With a few simple techniques, you can make sure that your pictures really stand out from the crowd. One joy of digital photography is that it is easy to experiment, so enjoy playing with the framing and remember – your subject doesn’t have to be in the middle!
Patterns - If you only look at the view, you may miss the smaller wonders by your feet. Most cameras will focus close-up (macro), so get low, get near and surprise yourself with the beauty of patterns. Take care with the autofocus, or focus manually, to attract the gaze to the right part of your picture.
Timing - This is a skill you can only improve with practice, practice, practice. Even with a simple image like waves washing on a sandy beach, success can depend entirely on timing. Take several shots of the same image so you can choose the right one afterwards. Many cameras have a 'burst' function, which takes lots of shots depending on how long you hold the shutter, which is a handy shortcut!
Against the light - The usual advice is to put the sun behind you when taking a picture but that’s not always right. Be brave! The sun is so bright it affects the exposure, so if you have manual control, try experimenting – you can delete duff ones later. Try to balance the sun being too burned out against the rest of the image being too dark. A layer of cloud can help dim the brightness of the sun.
The focal point - It’s important to position the most interesting part of your subject with great care. The simple ‘rule of thirds’ is one way to do this: imagine some lines dividing your frame into thirds – vertically and horizontally – then place your point of most interest where these lines cross.
Colour - When composing a picture, consider colour as well as shapes. An image can become dull and uninteresting in black and white, but colour can transform it. A good example of this is a sunset against dark clouds. The volcanic hues of the sun are eye-catching against the bruise-like tones of a rain cloud.
Making space - Often, moving further from your subject gives it space. If you want to tell a story about the location, instead of a person or object, allowing the location to take up most of the image is key.
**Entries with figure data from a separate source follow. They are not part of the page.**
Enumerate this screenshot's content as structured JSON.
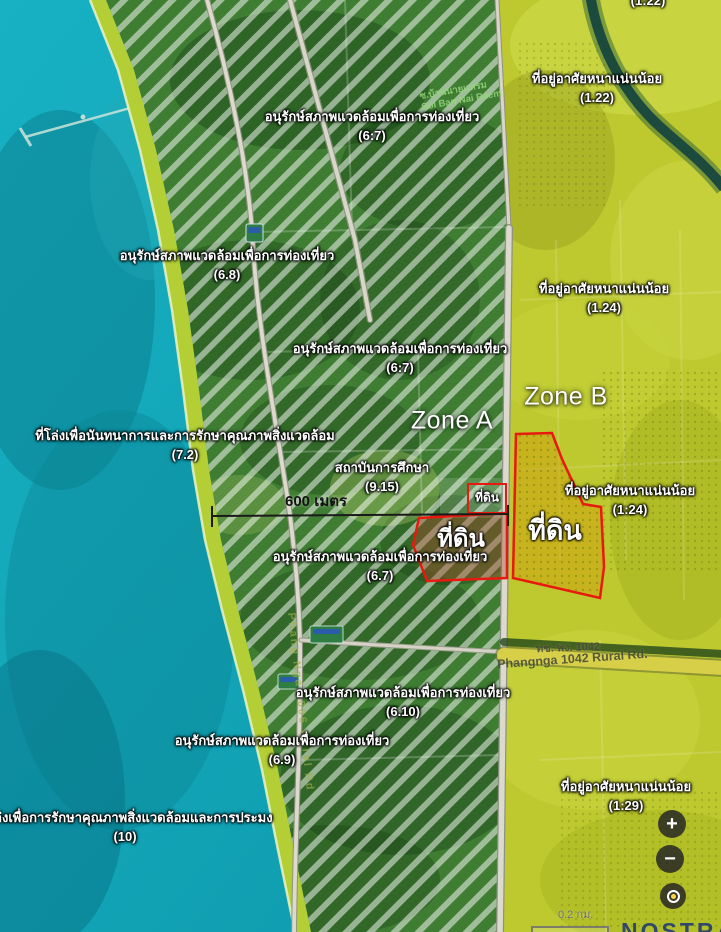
{
  "map": {
    "title_zone_a": "Zone A",
    "title_zone_b": "Zone B",
    "plot_label": "ที่ดิน",
    "measurement_label": "600 เมตร",
    "zoning_labels": [
      {
        "name": "อนุรักษ์สภาพแวดล้อมเพื่อการท่องเที่ยว",
        "code": "(6:7)"
      },
      {
        "name": "อนุรักษ์สภาพแวดล้อมเพื่อการท่องเที่ยว",
        "code": "(6.8)"
      },
      {
        "name": "อนุรักษ์สภาพแวดล้อมเพื่อการท่องเที่ยว",
        "code": "(6:7)"
      },
      {
        "name": "ที่โล่งเพื่อนันทนาการและการรักษาคุณภาพสิ่งแวดล้อม",
        "code": "(7.2)"
      },
      {
        "name": "สถาบันการศึกษา",
        "code": "(9.15)"
      },
      {
        "name": "อนุรักษ์สภาพแวดล้อมเพื่อการท่องเที่ยว",
        "code": "(6.7)"
      },
      {
        "name": "อนุรักษ์สภาพแวดล้อมเพื่อการท่องเที่ยว",
        "code": "(6.10)"
      },
      {
        "name": "อนุรักษ์สภาพแวดล้อมเพื่อการท่องเที่ยว",
        "code": "(6.9)"
      },
      {
        "name": "ล่งเพื่อการรักษาคุณภาพสิ่งแวดล้อมและการประมง",
        "code": "(10)"
      },
      {
        "name": "ที่อยู่อาศัยหนาแน่นน้อย",
        "code": "(1.22)"
      },
      {
        "name": "ที่อยู่อาศัยหนาแน่นน้อย",
        "code": "(1.24)"
      },
      {
        "name": "ที่อยู่อาศัยหนาแน่นน้อย",
        "code": "(1:24)"
      },
      {
        "name": "ที่อยู่อาศัยหนาแน่นน้อย",
        "code": "(1:29)"
      },
      {
        "name": "",
        "code": "(1:22)"
      }
    ],
    "road_labels": {
      "rural_1042_th": "ทช. พง. 1042",
      "rural_1042_en": "Phangnga 1042 Rural Rd.",
      "rural_3006_en": "Phang Nga 3006 Rural Rd"
    },
    "poi_labels": {
      "village_th": "ซ.บ้านนายแหรม",
      "village_en": "Soi Ban Nai Raem"
    },
    "controls": {
      "zoom_in": "+",
      "zoom_out": "−"
    },
    "scale_text": "0.2 กม.",
    "brand": "NOSTRA",
    "colors": {
      "sea": "#12a6b8",
      "conservation_green": "#3f7d33",
      "residential_yellow": "#bdc92e",
      "beach": "#b4cf35",
      "plot_outline": "#e8190f"
    }
  }
}
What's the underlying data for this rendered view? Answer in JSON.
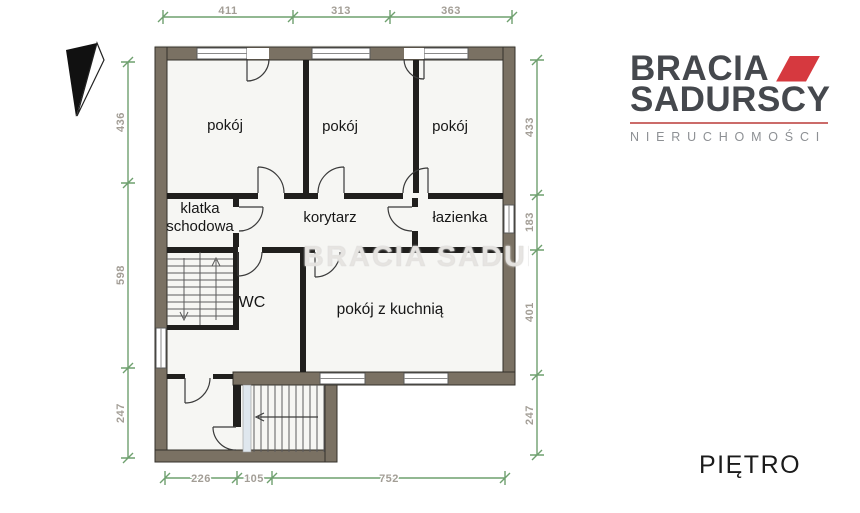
{
  "logo": {
    "brand_line1": "BRACIA",
    "brand_line2": "SADURSCY",
    "tagline": "NIERUCHOMOŚCI",
    "accent_color": "#d6393f",
    "text_color": "#45484d"
  },
  "floor_label": "PIĘTRO",
  "watermark_text": "BRACIA SADURSCY",
  "rooms": {
    "room1": "pokój",
    "room2": "pokój",
    "room3": "pokój",
    "staircase_line1": "klatka",
    "staircase_line2": "schodowa",
    "corridor": "korytarz",
    "bathroom": "łazienka",
    "wc": "WC",
    "kitchen_room": "pokój z kuchnią"
  },
  "dimensions": {
    "top": [
      "411",
      "313",
      "363"
    ],
    "bottom": [
      "226",
      "105",
      "752"
    ],
    "left": [
      "436",
      "598",
      "247"
    ],
    "right": [
      "433",
      "183",
      "401",
      "247"
    ]
  },
  "colors": {
    "wall_fill": "#7a7163",
    "interior_wall": "#201f1d",
    "dimension_line": "#6fa06f",
    "dimension_text": "#a39e96"
  }
}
Leading you in - In a flat, two-dimensional image, we always rely on perspective to see depth, so diagonal lines, like the edges of a track, rive or road, make for strong photographs. A wide angle lens can also enhance this, as it appears to alter the size of objects further away.
Natural frames - Photographs come in very few shapes, predominantly rectangles, but you can use natural framing to break up their artificially hard edges. Overhanging trees can create a more interesting frame, and it helps if the foliage is in shade, as the focus of the image will pop in contrast.